Birmingham council has given its contractors an ultimatum: help reorganise its repairs service or risk losing contracts.
The council believes its creaking repairs and maintenance service, which has been slated by Audit Commission inspection reports (HT 19 September, page 7) , needs a complete overhaul to be effective.

Birmingham wants to alter the working arrangements it has with repairs contractors Birmingham Accord and AWG so they become less "adversarial".

The present system pays contractors a set fee for certain categories of job regardless of their actual cost, for one that guarantees a fixed profit on all the work they do.

The repairs contracts are due for renewal in 2006, but the council's recent efforts to clear a huge backlog of repairs – more than 40,000 jobs – has added urgency to its proposals.

Senior housing manager David Hucker, hired by the council to help improve the service, said contractors acknowledged that the present arrangements were unworkable.

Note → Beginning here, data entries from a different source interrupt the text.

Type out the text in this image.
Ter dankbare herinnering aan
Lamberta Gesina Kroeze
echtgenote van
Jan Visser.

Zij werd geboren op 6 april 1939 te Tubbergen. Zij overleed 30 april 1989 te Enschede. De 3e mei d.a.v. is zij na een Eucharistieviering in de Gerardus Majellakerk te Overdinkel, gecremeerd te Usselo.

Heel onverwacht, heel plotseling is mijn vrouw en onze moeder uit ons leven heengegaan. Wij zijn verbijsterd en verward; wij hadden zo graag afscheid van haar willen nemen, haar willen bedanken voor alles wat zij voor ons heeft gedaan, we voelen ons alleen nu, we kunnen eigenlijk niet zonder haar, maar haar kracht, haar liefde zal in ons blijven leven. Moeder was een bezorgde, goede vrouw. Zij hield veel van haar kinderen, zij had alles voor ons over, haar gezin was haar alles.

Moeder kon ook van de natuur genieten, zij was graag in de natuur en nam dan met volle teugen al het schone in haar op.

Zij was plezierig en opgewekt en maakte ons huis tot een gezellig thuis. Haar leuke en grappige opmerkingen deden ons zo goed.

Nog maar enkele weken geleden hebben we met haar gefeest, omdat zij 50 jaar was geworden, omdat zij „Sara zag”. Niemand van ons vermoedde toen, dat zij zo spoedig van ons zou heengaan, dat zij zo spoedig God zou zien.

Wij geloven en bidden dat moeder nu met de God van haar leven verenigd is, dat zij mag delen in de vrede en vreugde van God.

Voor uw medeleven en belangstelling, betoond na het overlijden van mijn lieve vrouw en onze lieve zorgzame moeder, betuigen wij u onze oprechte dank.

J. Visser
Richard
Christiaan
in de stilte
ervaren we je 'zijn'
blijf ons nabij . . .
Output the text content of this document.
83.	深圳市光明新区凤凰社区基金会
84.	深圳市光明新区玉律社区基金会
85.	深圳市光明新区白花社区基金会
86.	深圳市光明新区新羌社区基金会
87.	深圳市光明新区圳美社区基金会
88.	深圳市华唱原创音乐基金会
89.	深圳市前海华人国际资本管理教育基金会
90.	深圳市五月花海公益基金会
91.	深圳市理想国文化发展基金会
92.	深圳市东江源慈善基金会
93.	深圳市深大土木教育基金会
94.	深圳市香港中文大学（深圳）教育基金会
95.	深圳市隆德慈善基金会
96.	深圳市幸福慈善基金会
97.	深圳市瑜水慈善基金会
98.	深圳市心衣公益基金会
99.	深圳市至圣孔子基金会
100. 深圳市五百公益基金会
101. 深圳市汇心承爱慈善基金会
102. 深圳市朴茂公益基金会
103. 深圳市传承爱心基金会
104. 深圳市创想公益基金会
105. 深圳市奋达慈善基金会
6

He said that the nature of their response to the proposals could affect whether they are granted an extension to their contracts.

"There can't be any promises, but it's an obvious incentive for them to show strong willingness to help us change the way things are done."

Some of the proposed changes to the repairs service were tabled at Birmingham's cabinet committee on housing performance on 8 January.

They are due to be discussed further at meetings in February and March. Hucker said council members were "comfortable" with the scale of change envisioned.